Don de la Piedad
El don de la piedad tiene su origen en el vocablo latino piĕtas, el concepto de piedad da nombre a la virtud que provoca devoción frente a todo lo que guarda relación con cuestiones santas y se guía por el amor que se siente hacia Dios. También se trata de la virtud que se traduce en acciones impulsadas por el amor y respeto que se siente hacia los padres y los padres a los hijos y la compasión hacia el prójimo, es el sexto don del Espíritu Santo de una forma ascendente.
El don de la piedad, es un don que, procedentes de Cristo ascendido, Cabeza de la iglesia, son distribuidos por el Espíritu Santo. Todos los creyentes, habiendo recibido la unción del Espíritu. (Ap. 1:6; 2 Co. 1:21; 1 Jn. 2:20, 27), son receptores de los dones del Espíritu (o dones espirituales), que son capacidades sobrenaturales concedidas a cada creyente, en vista del servicio y función que tienen dentro del cuerpo de Cristo (1 Co. 12:7, 11).
El don de la piedad sana nuestro corazón de todo tipo de dureza y arrogancia y lo abre a la ternura para con Dios y para con los hermanos.
El don de la piedad nos infunde también un sentimiento de ternura, como actitud sinceramente filial para con Dios, que se expresa en la oración. La experiencia de la propia pobreza existencial, del vació que las cosas terrenas dejan en el alma, suscita en el hombre la necesidad de recurrir a Dios para obtener gracia, ayuda y perdón. El don de la piedad orienta y alimenta dicha exigencia, enriqueciéndola con sentimientos de profunda confianza para con Dios, experimentado como Padre providente y bueno. En este sentido escribía San Pablo: “Envió Dios a su Hijo… para que recibiéramos la filiación adoptiva. La prueba de que sois hijos es que Dios ha enviado a nuestros corazones el Espíritu de su Hijo que clama: Abbá, Padre! De modo que ya no eres esclavo, sino hijo, también herederos por gracia de Dios(Gal 4, 4-7; cfr Rom 8, 15).
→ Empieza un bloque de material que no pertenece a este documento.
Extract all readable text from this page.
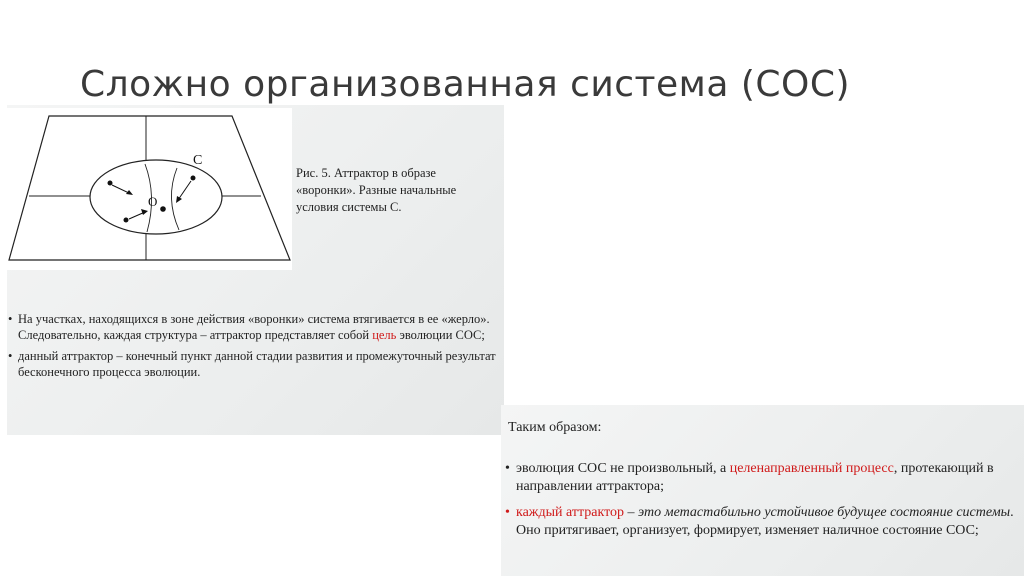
Сложно организованная система (СОС)
С
О
Рис. 5. Аттрактор в образе
«воронки». Разные начальные
условия системы С.
• На участках, находящихся в зоне действия «воронки» система втягивается в ее «жерло». Следовательно, каждая структура – аттрактор представляет собой цель эволюции СОС;
• данный аттрактор – конечный пункт данной стадии развития и промежуточный результат бесконечного процесса эволюции.
Таким образом:
• эволюция СОС не произвольный, а целенаправленный процесс, протекающий в направлении аттрактора;
• каждый аттрактор – это метастабильно устойчивое будущее состояние системы. Оно притягивает, организует, формирует, изменяет наличное состояние СОС;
La ternura, como apertura auténticamente fraterna hacia el prójimo, se manifiesta en la mansedumbre. Con el don de la piedad el Espíritu infunde en el creyente una nueva capacidad de amor hacia los hermanos, haciendo su Corazón de alguna manera participe de la misma mansedumbre del Corazón de Cristo. El cristiano «piadoso» siempre sabe ver en los demás a hijos del mismo Padre, llamados a formar parte de la familia de Dios, que es la Iglesia. Por esto él se siente impulsado a tratarlos con la solicitud y la amabilidad propias de una genuina relación fraterna y amorosa con el padre.
El don de la piedad, además, extingue en el corazón aquellos malestares de tensión y de división como son la amargura, la cólera, la impaciencia, y lo alimenta con sentimientos de comprensión, de tolerancia y de perdón. Dicho don está, por tanto, en la raíz de aquella nueva comunidad humana, que se fundamenta en la civilización del amor y el servicio con generosidad al prójimo.
Y como dijo el Papa Francisco, en su audiencia en la Plaza de San Pedro el 04 de junio de 2014, “Es necesario aclarar inmediatamente que este don de la piedad, no se identifica con el tener compasión de alguien, tener piedad del prójimo, sino que indica nuestra pertenencia a Dios y nuestro vínculo profundo con Él, un vínculo que da sentido a toda nuestra vida y que nos mantiene firmes, en comunión con Él, incluso en los momentos más difíciles y tormentosos.
Este vínculo con el Señor no se debe entender como un deber o una imposición. Es un vínculo que viene desde dentro. Se trata de una relación vivida con el corazón: es nuestra amistad con Dios, que nos dona Jesús, una amistad que cambia nuestra vida y nos llena de entusiasmo, de alegría. Por ello, ante todo, el don de piedad suscita en nosotros la gratitud y la alabanza. Es esto, en efecto, el motivo y el sentido más auténtico de nuestro culto y de nuestra adoración. Cuando el Espíritu Santo nos hace percibir la presencia del Señor y todo su amor por nosotros, nos caldea el corazón y nos mueve casi naturalmente a la oración y a la celebración. Piedad, por lo tanto, es sinónimo de auténtico espíritu religioso, de confianza filial con Dios, de esa capacidad de dirigirnos a Él con amor y sencillez, que es propia de las personas humildes de corazón.
Queridos amigos, en la Carta a los Romanos el apóstol Pablo afirma: «Cuantos se dejan llevar por el Espíritu de Dios, esos son hijos de Dios. Pues no habéis recibido un espíritu de esclavitud, para recaer en el temor, sino que habéis recibido un Espíritu de hijos de adopción, en el que clamamos: “¡Abba, Padre!”» (Rm 8, 14-15). Pidamos al Señor que el don de su Espíritu venza nuestro temor, nuestras inseguridades, también nuestro espíritu inquieto, impaciente, y nos convierta en testigos gozosos de Dios y de su amor, adorando al Señor en Espíritu y verdad y también en el servicio al prójimo con mansedumbre y con la sonrisa que siempre nos da el Espíritu Santo en la alegría.